RADAR24.co.id — Aktivitas safari politik Presiden ke-7 RI Joko Widodo (Jokowi) bersama Partai Solidaritas Indonesia (PSI) belum terlihat berdampak signifikan terhadap elektabilitas partai tersebut. Dalam survei Indonesia Political Opinion (IPO), elektabilitas PSI masih berada di angka 1,9 persen.

Pegiat politik, ekonomi, dan sosial Arif Wicaksono menyoroti kondisi tersebut. Menurut dia, aktivitas politik Jokowi selama sekitar dua bulan belum otomatis meningkatkan tingkat keterpilihan PSI.

“Jokowi dua bulan full safari. Elektabilitas PSI turun ke 1,9 persen,” ujar Arif.

Arif mempertanyakan alasan elektabilitas PSI belum menunjukkan peningkatan meski Jokowi aktif melakukan roadshow ke sejumlah daerah. Dia menilai popularitas seorang tokoh tidak serta-merta dapat dikonversi menjadi dukungan terhadap partai politik.

“Kenapa belum naik-naik? Mungkin rakyatnya masih ingat mana yang beneran kerja, mana yang cuma numpang eks Presiden,” katanya.

Arif kemudian melontarkan analogi untuk menggambarkan kondisi PSI. Menurut dia, aktivitas safari politik yang intens belum menghasilkan perubahan elektabilitas yang berarti.

“Ternyata efeknya sama kayak charger rusak, makin sering dicolokin, makin drop,” ujarnya.

Survei IPO: PSI Masih 1,9 Persen

Hasil survei IPO menunjukkan elektabilitas PSI masih berada di angka 1,9 persen. Survei dilakukan pada 27 Juli-3 Agustus 2026 melalui simulasi pilihan partai politik untuk DPR RI.

Direktur Eksekutif IPO Dedi Kurnia Syah mengatakan posisi PSI tidak mengalami perubahan berarti dalam sekitar satu setengah tahun terakhir.

“Partai Solidaritas Indonesia tidak mengalami perubahan di satu setengah tahun ini.
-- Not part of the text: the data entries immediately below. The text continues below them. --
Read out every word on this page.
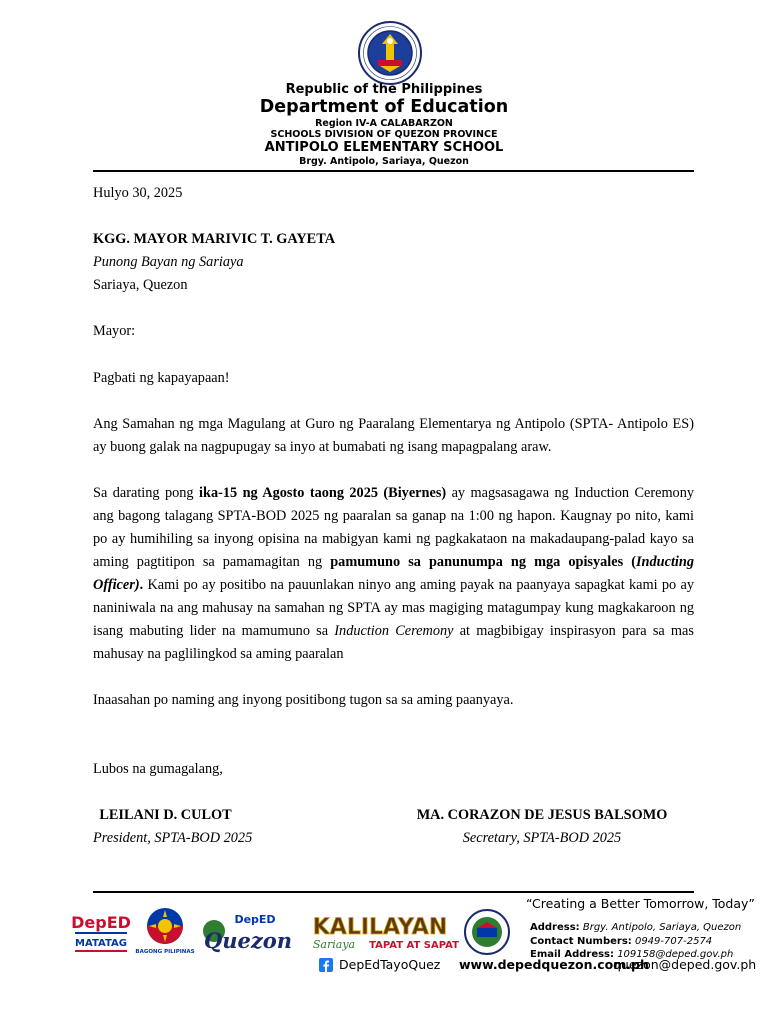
Republic of the Philippines
Department of Education
Region IV-A CALABARZON
SCHOOLS DIVISION OF QUEZON PROVINCE
ANTIPOLO ELEMENTARY SCHOOL
Brgy. Antipolo, Sariaya, Quezon
Hulyo 30, 2025
KGG. MAYOR MARIVIC T. GAYETA
Punong Bayan ng Sariaya
Sariaya, Quezon
Mayor:
Pagbati ng kapayapaan!
Ang Samahan ng mga Magulang at Guro ng Paaralang Elementarya ng Antipolo (SPTA- Antipolo ES) ay buong galak na nagpupugay sa inyo at bumabati ng isang mapagpalang araw.
Sa darating pong ika-15 ng Agosto taong 2025 (Biyernes) ay magsasagawa ng Induction Ceremony ang bagong talagang SPTA-BOD 2025 ng paaralan sa ganap na 1:00 ng hapon. Kaugnay po nito, kami po ay humihiling sa inyong opisina na mabigyan kami ng pagkakataon na makadaupang-palad kayo sa aming pagtitipon sa pamamagitan ng pamumuno sa panunumpa ng mga opisyales (Inducting Officer). Kami po ay positibo na pauunlakan ninyo ang aming payak na paanyaya sapagkat kami po ay naniniwala na ang mahusay na samahan ng SPTA ay mas magiging matagumpay kung magkakaroon ng isang mabuting lider na mamumuno sa Induction Ceremony at magbibigay inspirasyon para sa mas mahusay na paglilingkod sa aming paaralan
Inaasahan po naming ang inyong positibong tugon sa sa aming paanyaya.
Lubos na gumagalang,
LEILANI D. CULOT
President, SPTA-BOD 2025
MA. CORAZON DE JESUS BALSOMO
Secretary, SPTA-BOD 2025
DepED
MATATAG
BAGONG PILIPINAS
DepED
Quezon
KALILAYAN
Sariaya TAPAT AT SAPAT
“Creating a Better Tomorrow, Today”
Address: Brgy. Antipolo, Sariaya, Quezon
Contact Numbers: 0949-707-2574
Email Address: 109158@deped.gov.ph
DepEdTayoQuez www.depedquezon.com.ph
quezon@deped.gov.ph
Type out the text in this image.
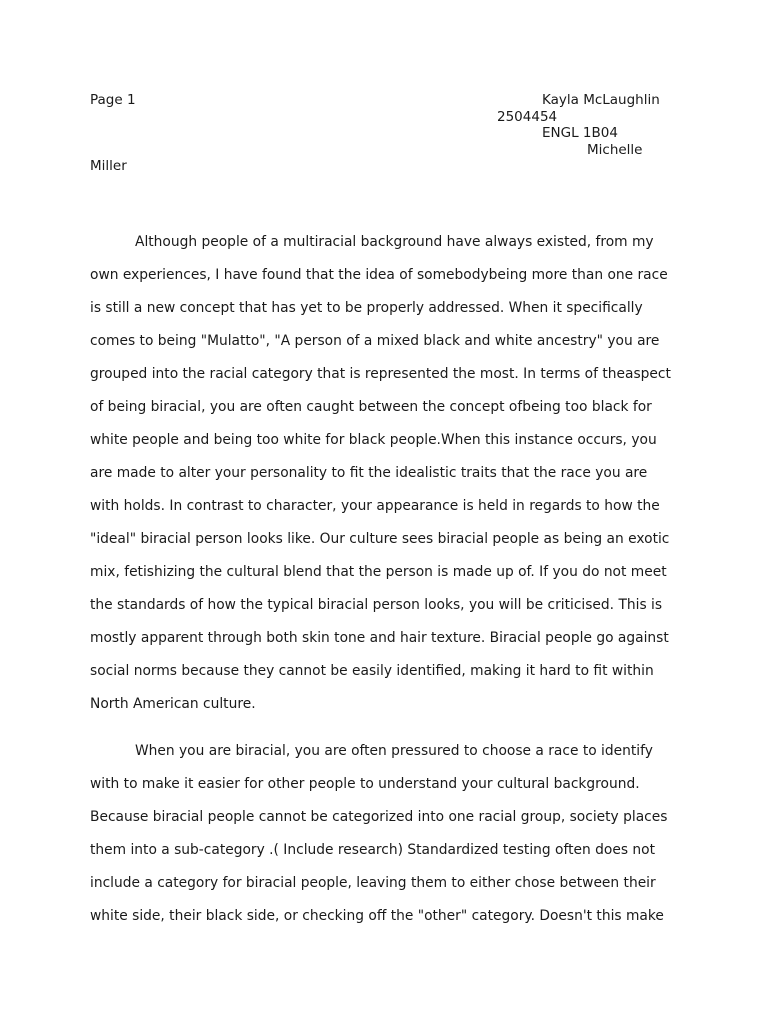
Page 1	Kayla McLaughlin
2504454
ENGL 1B04
Michelle
Miller
Although people of a multiracial background have always existed, from my
own experiences, I have found that the idea of somebodybeing more than one race
is still a new concept that has yet to be properly addressed. When it specifically
comes to being "Mulatto", "A person of a mixed black and white ancestry" you are
grouped into the racial category that is represented the most. In terms of theaspect
of being biracial, you are often caught between the concept ofbeing too black for
white people and being too white for black people.When this instance occurs, you
are made to alter your personality to fit the idealistic traits that the race you are
with holds. In contrast to character, your appearance is held in regards to how the
"ideal" biracial person looks like. Our culture sees biracial people as being an exotic
mix, fetishizing the cultural blend that the person is made up of. If you do not meet
the standards of how the typical biracial person looks, you will be criticised. This is
mostly apparent through both skin tone and hair texture. Biracial people go against
social norms because they cannot be easily identified, making it hard to fit within
North American culture.
When you are biracial, you are often pressured to choose a race to identify
with to make it easier for other people to understand your cultural background.
Because biracial people cannot be categorized into one racial group, society places
them into a sub-category .( Include research) Standardized testing often does not
include a category for biracial people, leaving them to either chose between their
white side, their black side, or checking off the "other" category. Doesn't this make
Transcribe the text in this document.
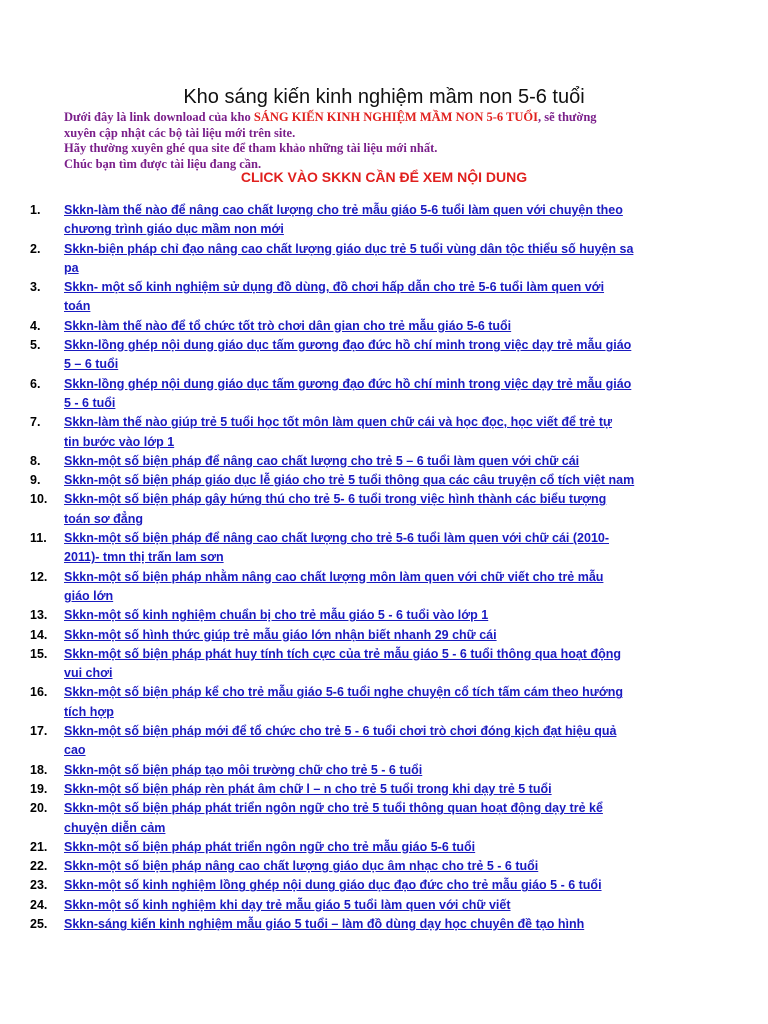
Kho sáng kiến kinh nghiệm mầm non 5-6 tuổi
Dưới đây là link download của kho SÁNG KIẾN KINH NGHIỆM MẦM NON 5-6 TUỔI, sẽ thường
xuyên cập nhật các bộ tài liệu mới trên site.
Hãy thường xuyên ghé qua site để tham khảo những tài liệu mới nhất.
Chúc bạn tìm được tài liệu đang cần.
CLICK VÀO SKKN CẦN ĐỂ XEM NỘI DUNG
1.	Skkn-làm thế nào để nâng cao chất lượng cho trẻ mẫu giáo 5-6 tuổi làm quen với chuyện theo
chương trình giáo dục mầm non mới
2.	Skkn-biện pháp chỉ đạo nâng cao chất lượng giáo dục trẻ 5 tuổi vùng dân tộc thiểu số huyện sa
pa
3.	Skkn- một số kinh nghiệm sử dụng đồ dùng, đồ chơi hấp dẫn cho trẻ 5-6 tuổi làm quen với
toán
4.	Skkn-làm thế nào để tổ chức tốt trò chơi dân gian cho trẻ mẫu giáo 5-6 tuổi
5.	Skkn-lồng ghép nội dung giáo dục tấm gương đạo đức hồ chí minh trong việc dạy trẻ mẫu giáo
5 – 6 tuổi
6.	Skkn-lồng ghép nội dung giáo dục tấm gương đạo đức hồ chí minh trong việc dạy trẻ mẫu giáo
5 - 6 tuổi
7.	Skkn-làm thế nào giúp trẻ 5 tuổi học tốt môn làm quen chữ cái và học đọc, học viết để trẻ tự
tin bước vào lớp 1
8.	Skkn-một số biện pháp để nâng cao chất lượng cho trẻ 5 – 6 tuổi làm quen với chữ cái
9.	Skkn-một số biện pháp giáo dục lễ giáo cho trẻ 5 tuổi thông qua các câu truyện cổ tích việt nam
10.	Skkn-một số biện pháp gây hứng thú cho trẻ 5- 6 tuổi trong việc hình thành các biểu tượng
toán sơ đẳng
11.	Skkn-một số biện pháp để nâng cao chất lượng cho trẻ 5-6 tuổi làm quen với chữ cái (2010-
2011)- tmn thị trấn lam sơn
12.	Skkn-một số biện pháp nhằm nâng cao chất lượng môn làm quen với chữ viết cho trẻ mẫu
giáo lớn
13.	Skkn-một số kinh nghiệm chuẩn bị cho trẻ mẫu giáo 5 - 6 tuổi vào lớp 1
14.	Skkn-một số hình thức giúp trẻ mẫu giáo lớn nhận biết nhanh 29 chữ cái
15.	Skkn-một số biện pháp phát huy tính tích cực của trẻ mẫu giáo 5 - 6 tuổi thông qua hoạt động
vui chơi
16.	Skkn-một số biện pháp kể cho trẻ mẫu giáo 5-6 tuổi nghe chuyện cổ tích tấm cám theo hướng
tích hợp
17.	Skkn-một số biện pháp mới để tổ chức cho trẻ 5 - 6 tuổi chơi trò chơi đóng kịch đạt hiệu quả
cao
18.	Skkn-một số biện pháp tạo môi trường chữ cho trẻ 5 - 6 tuổi
19.	Skkn-một số biện pháp rèn phát âm chữ l – n cho trẻ 5 tuổi trong khi dạy trẻ 5 tuổi
20.	Skkn-một số biện pháp phát triển ngôn ngữ cho trẻ 5 tuổi thông quan hoạt động dạy trẻ kể
chuyện diễn cảm
21.	Skkn-một số biện pháp phát triển ngôn ngữ cho trẻ mẫu giáo 5-6 tuổi
22.	Skkn-một số biện pháp nâng cao chất lượng giáo dục âm nhạc cho trẻ 5 - 6 tuổi
23.	Skkn-một số kinh nghiệm lồng ghép nội dung giáo dục đạo đức cho trẻ mẫu giáo 5 - 6 tuổi
24.	Skkn-một số kinh nghiệm khi dạy trẻ mẫu giáo 5 tuổi làm quen với chữ viết
25.	Skkn-sáng kiến kinh nghiệm mẫu giáo 5 tuổi – làm đồ dùng dạy học chuyên đề tạo hình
Masih tetap di 1,9 persen, meskipun Joko Widodo (Jokowi) melakukan roadshow ke sejumlah daerah,” kata Dedi.

Menurut Dedi, persoalan PSI bukan semata-mata mengenai tingkat pengenalan masyarakat terhadap partai tersebut.

Survei IPO mencatat 70,2 persen responden mengaku mengetahui atau pernah melihat logo PSI. Namun, angka pengenalan tersebut belum berbanding lurus dengan dukungan elektoral.

“Namun, tingkat pengenalan tersebut belum berbanding lurus dengan tingkat keterpilihan. Dalam simulasi yang sama, PSI hanya meraih 1,9 persen suara,” ujar Dedi.

IPO Sebut Efek Roadshow Jokowi Belum Bisa Diukur

Meski elektabilitas PSI masih rendah, Dedi tidak menutup kemungkinan adanya perubahan setelah rangkaian roadshow Jokowi berakhir.

Menurut dia, survei dilakukan ketika aktivitas roadshow Jokowi masih berlangsung. Karena itu, dampak politik dari kegiatan tersebut belum dapat diukur secara keseluruhan.

Dengan demikian, angka 1,9 persen dalam survei tersebut belum dapat dijadikan kesimpulan akhir mengenai efektivitas safari politik Jokowi terhadap PSI.

Gerindra Teratas, PSI Masih di Bawah 2 Persen

Dalam survei yang sama, Partai Gerindra menjadi partai dengan elektabilitas tertinggi, yakni 17,5 persen.

PDI Perjuangan berada di posisi kedua dengan 12,8 persen. Berikutnya Partai Golkar memperoleh 10,4 persen dan Partai Demokrat 8,1 persen.

PKB berada di angka 7 persen, disusul PAN 5,1 persen, PKS 4,6 persen, dan NasDem 4,4 persen.

Sementara PSI masih memperoleh 1,9 persen.

Penelitian menggunakan metode multistage random sampling. Penentuan Primary Sampling Unit (PSU) dilakukan di sejumlah kelurahan atau desa, kemudian pemilihan RT dilakukan secara acak menggunakan random kish grid paper.

Survei memiliki tingkat kepercayaan 95 persen dengan margin of error sekitar 2,9 persen.

Hasil survei tersebut menunjukkan elektabilitas PSI masih berada di bawah 2 persen. Namun, dampak safari politik Jokowi terhadap dukungan kepada PSI masih memerlukan pengamatan lebih lanjut, terutama setelah seluruh rangkaian roadshow selesai dan terdapat jeda waktu bagi pemilih untuk meresponsnya.